Bratty As A Bieber: The National Theatre's New Take On Mozart Amadeus, National Theatre 4

If you can't take a joke, you really shouldn't have joined. Some critics are up in arms that the 1979 'classic' piece Amadeus has been deconstructed and, they say, dumbed down in the National Theatre's new staging by Michael Longhurst.

WE say it's the 'Benidorm' Amadeus with a rip-roaring and rude performance as Mozart by Adam Gillen — hapless dogsbody Liam from the Solana hotel in the ITV comedy — whose rowdy antics and prolific compositions are royally disapproved of by his sternest critic at court played by Benidorm regular Hugh Sachs. It's like Adam Gillen doing Liam doing Mozart on karaoke night in Neptune's.

It could only have been improved by the arrival of Madge on her scooter as the Empress of Austria.

It's also as if following her controversial exit from Shakespeare's Globe — and with a reputation for upcycling dusty old texts in supersaturated colours — Emma Rice had already made the jump to the NT. With explosive scene-setting, scattering actors and orchestra across the vast stage of the Olivier — costuming Gillen in a succession of bright silk upholsteries and pink Doc Martens, wielding instruments almost as weapons — it has all her energy and disregard for precedent.

If you yearn for all that moody chasing through the misty streets of Prague (masquerading as Vienna) pursued by a hundred violins in the Miloš Forman movie, you might be disappointed by this version which is less reverential of the language and style of Peter Shaeffer's play, and which fails to foreground its themes of psychology, philosophy, aesthetics and the divine inspiration of creative genius.

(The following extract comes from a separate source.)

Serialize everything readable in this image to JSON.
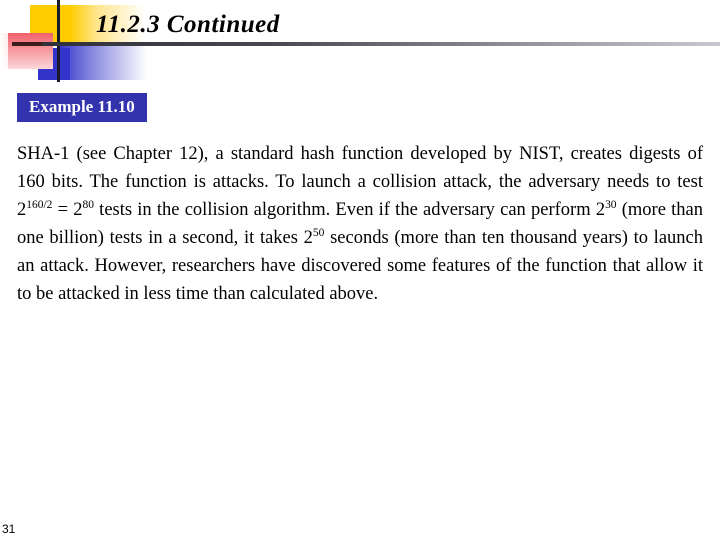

Adam Gillen as Mozart, Lucian Msamati as Salieri. Production photos all by Marc Brenner

You might also think that the pantomime turn of Gillen as Mozart throws shade at Lucian Msamati, an excellent actor who has a harder time connecting Salieri to the audience in a clever slow-burning performance, gaining sympathy for his quest to destroy Mozart only when Gillen's performance of priapic self-indulgent adolescence reaches Bieberish proportions.

But when the Southbank Sinfonia plays eagerly from Die Entfürung Aus Dem Serail, or The Marriage of Figaro and the production really takes off, you might also have a good time.

At the very least, you'll want one of the outfits.

Amadeus continues at the Olivier Theatre into 2017. Performances up to 1 February 2017 are sold out, except for £20 Friday Rush and £15 Day Tickets. Booking for the period from 2 February opens to NT subscribers in late November, general public early December. 

Londonist saw this production on press tickets.